We can use all of the above to go through the entire phylogeny and generate SOS and GND values.

First, let us create a function that calculates both metrics

function process_node(assemblage, tree, nodename; nsims = 100)
    clade = get_clade(assemblage, tree, nodename)
    children = getchildren(tree, nodename)

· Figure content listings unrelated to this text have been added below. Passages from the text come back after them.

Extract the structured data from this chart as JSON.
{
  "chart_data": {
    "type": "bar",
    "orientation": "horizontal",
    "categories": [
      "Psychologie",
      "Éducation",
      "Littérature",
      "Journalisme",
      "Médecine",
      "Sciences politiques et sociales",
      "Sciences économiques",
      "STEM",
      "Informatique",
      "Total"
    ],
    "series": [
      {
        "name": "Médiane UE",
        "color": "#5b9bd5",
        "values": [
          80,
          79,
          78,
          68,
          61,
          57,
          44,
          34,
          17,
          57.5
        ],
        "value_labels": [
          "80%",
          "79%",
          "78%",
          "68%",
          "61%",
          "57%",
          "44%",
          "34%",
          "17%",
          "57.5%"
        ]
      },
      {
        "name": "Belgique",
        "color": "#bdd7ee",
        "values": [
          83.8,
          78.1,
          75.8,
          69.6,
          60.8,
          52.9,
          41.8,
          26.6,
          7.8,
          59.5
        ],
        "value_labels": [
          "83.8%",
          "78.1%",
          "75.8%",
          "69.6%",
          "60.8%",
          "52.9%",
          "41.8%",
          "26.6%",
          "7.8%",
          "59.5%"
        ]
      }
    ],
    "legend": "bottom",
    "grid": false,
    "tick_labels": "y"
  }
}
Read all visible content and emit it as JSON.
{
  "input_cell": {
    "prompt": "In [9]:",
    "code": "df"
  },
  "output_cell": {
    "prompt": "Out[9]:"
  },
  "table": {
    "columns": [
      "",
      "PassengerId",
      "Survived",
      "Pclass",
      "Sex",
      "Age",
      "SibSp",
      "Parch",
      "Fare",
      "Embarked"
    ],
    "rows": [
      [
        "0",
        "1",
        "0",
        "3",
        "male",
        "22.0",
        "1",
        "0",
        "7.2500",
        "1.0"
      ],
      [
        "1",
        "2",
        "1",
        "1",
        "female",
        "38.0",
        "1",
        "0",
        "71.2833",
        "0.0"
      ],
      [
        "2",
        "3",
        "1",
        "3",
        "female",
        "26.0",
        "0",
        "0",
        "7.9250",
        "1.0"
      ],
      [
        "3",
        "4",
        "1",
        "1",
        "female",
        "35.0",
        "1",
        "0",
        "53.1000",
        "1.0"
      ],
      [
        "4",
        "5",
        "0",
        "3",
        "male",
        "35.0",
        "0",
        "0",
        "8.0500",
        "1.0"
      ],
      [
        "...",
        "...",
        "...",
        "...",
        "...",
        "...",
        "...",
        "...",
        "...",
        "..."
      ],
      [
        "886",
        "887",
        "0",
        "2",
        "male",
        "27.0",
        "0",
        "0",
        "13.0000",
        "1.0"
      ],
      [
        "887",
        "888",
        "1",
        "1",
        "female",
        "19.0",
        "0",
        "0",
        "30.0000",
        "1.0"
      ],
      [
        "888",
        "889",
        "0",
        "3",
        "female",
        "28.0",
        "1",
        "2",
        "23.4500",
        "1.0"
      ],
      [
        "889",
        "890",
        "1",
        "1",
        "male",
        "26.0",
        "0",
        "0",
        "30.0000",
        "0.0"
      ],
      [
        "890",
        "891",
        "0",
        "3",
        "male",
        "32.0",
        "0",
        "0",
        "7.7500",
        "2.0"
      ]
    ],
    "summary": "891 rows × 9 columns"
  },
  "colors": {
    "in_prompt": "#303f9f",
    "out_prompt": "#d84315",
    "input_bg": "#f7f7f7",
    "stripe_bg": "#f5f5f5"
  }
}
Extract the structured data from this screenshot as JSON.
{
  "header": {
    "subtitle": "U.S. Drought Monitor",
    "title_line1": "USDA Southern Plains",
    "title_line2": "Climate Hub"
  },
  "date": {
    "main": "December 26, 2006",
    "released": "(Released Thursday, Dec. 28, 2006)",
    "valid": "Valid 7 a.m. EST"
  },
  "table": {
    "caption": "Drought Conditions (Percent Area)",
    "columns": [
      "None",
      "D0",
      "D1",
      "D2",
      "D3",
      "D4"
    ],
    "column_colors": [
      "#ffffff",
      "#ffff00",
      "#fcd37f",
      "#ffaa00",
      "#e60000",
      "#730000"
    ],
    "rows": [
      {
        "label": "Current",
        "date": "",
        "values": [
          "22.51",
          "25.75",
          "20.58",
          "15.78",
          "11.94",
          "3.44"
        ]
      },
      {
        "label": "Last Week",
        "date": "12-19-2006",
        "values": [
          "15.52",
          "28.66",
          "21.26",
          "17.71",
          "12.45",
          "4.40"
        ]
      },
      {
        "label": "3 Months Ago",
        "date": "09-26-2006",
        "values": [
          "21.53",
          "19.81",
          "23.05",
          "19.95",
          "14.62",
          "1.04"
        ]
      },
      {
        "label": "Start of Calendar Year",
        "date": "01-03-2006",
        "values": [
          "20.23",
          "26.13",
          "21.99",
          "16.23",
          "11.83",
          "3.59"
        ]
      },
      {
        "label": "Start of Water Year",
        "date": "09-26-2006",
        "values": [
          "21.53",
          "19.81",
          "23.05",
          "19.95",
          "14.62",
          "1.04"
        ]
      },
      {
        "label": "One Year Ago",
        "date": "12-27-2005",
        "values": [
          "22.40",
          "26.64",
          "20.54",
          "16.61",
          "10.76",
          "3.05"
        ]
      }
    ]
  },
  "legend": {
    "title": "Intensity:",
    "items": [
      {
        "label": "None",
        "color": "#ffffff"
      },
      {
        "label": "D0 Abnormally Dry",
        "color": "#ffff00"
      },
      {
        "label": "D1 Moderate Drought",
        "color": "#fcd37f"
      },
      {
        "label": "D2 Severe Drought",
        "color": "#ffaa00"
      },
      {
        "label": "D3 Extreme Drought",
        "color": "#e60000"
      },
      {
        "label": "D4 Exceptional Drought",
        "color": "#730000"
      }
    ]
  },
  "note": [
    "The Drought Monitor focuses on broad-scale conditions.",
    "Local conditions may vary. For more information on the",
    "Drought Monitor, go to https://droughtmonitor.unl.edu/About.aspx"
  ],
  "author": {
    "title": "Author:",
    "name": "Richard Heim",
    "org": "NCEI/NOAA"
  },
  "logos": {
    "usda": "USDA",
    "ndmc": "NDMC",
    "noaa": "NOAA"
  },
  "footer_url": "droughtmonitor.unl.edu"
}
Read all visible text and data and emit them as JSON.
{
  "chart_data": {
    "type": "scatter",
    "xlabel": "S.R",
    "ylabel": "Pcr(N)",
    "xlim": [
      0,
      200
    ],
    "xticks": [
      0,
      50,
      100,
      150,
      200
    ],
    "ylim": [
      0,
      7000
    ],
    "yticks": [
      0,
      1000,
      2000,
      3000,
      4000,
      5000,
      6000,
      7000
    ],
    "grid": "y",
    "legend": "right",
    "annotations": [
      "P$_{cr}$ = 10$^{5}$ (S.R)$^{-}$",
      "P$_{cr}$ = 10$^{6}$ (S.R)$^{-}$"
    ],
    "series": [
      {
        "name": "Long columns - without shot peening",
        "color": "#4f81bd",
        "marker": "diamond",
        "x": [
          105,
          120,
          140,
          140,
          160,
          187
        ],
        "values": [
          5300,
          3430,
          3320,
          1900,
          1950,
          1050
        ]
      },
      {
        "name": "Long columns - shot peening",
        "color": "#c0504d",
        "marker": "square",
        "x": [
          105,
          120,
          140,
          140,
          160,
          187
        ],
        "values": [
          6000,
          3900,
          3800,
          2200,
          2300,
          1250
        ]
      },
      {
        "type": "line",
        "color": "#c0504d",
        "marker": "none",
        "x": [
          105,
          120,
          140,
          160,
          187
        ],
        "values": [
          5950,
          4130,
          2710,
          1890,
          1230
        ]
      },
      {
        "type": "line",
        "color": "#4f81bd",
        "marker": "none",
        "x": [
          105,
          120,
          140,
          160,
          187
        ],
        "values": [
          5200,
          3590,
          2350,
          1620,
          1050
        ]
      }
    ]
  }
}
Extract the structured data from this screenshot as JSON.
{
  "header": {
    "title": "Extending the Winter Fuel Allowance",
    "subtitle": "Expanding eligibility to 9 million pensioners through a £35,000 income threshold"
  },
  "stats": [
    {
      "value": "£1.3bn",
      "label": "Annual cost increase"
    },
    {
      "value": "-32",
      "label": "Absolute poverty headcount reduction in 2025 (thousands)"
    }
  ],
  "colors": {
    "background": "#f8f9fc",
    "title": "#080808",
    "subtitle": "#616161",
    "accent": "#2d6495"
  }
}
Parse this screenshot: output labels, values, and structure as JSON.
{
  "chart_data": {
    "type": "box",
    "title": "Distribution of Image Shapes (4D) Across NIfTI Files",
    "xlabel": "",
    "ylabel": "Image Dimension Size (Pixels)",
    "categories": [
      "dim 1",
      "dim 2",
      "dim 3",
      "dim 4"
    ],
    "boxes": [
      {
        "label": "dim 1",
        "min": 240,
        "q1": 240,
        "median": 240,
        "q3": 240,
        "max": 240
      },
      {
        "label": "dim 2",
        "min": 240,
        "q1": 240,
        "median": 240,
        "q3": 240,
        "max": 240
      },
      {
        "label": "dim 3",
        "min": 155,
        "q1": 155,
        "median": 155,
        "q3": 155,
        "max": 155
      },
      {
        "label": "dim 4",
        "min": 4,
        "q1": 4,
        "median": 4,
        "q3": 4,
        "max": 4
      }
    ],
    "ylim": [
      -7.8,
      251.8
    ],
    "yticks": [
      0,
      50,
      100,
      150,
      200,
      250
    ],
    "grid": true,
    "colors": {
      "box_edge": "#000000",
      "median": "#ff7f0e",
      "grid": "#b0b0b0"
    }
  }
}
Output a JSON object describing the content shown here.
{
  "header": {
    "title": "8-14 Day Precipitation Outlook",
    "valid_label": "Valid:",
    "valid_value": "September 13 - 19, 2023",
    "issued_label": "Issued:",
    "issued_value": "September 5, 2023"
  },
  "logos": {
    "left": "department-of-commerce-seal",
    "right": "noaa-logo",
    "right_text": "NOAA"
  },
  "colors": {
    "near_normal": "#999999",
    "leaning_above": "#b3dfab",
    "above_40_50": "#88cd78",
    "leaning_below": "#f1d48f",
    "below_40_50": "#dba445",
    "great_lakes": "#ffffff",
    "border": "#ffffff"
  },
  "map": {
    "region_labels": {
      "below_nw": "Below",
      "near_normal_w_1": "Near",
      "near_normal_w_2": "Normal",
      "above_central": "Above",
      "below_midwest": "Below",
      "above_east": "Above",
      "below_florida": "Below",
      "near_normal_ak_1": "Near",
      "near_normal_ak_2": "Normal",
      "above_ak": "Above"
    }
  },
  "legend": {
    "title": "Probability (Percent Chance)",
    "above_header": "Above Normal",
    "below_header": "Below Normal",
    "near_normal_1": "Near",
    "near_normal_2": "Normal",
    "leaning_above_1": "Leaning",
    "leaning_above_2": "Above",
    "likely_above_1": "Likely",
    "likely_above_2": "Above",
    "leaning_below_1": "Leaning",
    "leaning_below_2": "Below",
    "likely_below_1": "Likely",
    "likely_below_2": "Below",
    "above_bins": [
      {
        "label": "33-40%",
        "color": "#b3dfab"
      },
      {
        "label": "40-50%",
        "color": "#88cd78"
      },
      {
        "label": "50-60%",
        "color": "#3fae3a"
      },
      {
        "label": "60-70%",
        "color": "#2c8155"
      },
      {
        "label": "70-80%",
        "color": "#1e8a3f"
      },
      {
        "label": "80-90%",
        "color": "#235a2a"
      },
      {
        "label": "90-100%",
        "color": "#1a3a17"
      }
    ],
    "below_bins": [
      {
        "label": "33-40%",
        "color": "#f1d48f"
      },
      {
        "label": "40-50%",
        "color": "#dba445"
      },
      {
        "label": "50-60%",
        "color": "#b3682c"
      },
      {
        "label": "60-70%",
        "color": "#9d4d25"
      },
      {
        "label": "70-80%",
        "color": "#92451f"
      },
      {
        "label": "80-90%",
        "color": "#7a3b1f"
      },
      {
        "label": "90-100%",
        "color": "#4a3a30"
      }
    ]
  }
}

    if length(children) != 2 || any(x -> isleaf(tree, x) || nspecies(get_clade(assemblage, tree, x)) < 4, children)
        return (fill(NaN, nsites(clade)), NaN)
    end

    sims = simulate_descendants(clade, tree, children[1]; nsims)
    calculate_SOS(sims), calculate_GND(sims)
end

# use as
SOS, GND = process_node(tyrants, tree, randnode)
([-2.431332243434026, -2.09175660340568, -2.4058378542322436, -2.06400048343385, -2.0201275189798236, -1.8533956175485518, -2.0050251716560235, -2.1454962570494778, -1.9487144769227502, -2.291100974449801  …  -2.634051875071559, -2.9233194431337335, -2.2248222961117308, -1.9669023811084203, -2.54525467435664, -3.0876640072803037, -3.030760580303149, -2.0619783863640926, -2.6304877337720867, -2.861876303342024], 0.8801736719060362)

Final step: Applying the method to the entire tree

Finally, we can now go through every node on the tree and calculate the metrics.

This function recreates the functionality of the main Node_analysis function of the nodiv R package

using ProgressLogging
function node_based_analysis(assemblage::Assemblage, tree::AbstractTree)
   nodevec = [getnodename(tree, x) for x in traversal(tree, preorder) if !isleaf(tree, x)] #shuffle!(collect(nodenamefilter(!isleaf, tree)))
   SOSs = Matrix{Float64}(undef, nsites(tyrants), length(nodevec))
   GNDs = Vector{Float64}(undef, length(nodevec))
   @progress for (i, node) in enumerate(nodevec)
       SOSs[:,i], GNDs[i] = process_node(tyrants, tree, node)
   end
   SOSs, GNDs
end

SOSs, GNDs = node_based_analysis(tyrants, tree);
([-0.369677634540273 NaN … NaN NaN; -0.4155618940343646 NaN … NaN NaN; … ; -0.6230210280811734 NaN … NaN NaN; -0.5943756214313964 NaN … NaN NaN], [0.36249997009864054, NaN, NaN, NaN, NaN, 0.2274335316899314, NaN, NaN, 0.7744303831313963, NaN  …  NaN, NaN, NaN, NaN, NaN, NaN, NaN, NaN, NaN, NaN])

Let's visualize the GND values on the tree

plot(tree,
     showtips = false, marker_z = GNDs,
     color = cgrad(:YlOrRd, 10, categorical = true),
     markersize = 15 .* GNDs, markerstrokewidth = 0,
     size = (600, 1000), clim = (0,1)
     )

We notice that a few of the nodes stand clearly out with significant distributional changes. We can then proceed to map the SOS values for these nodes and interpret the distributional history.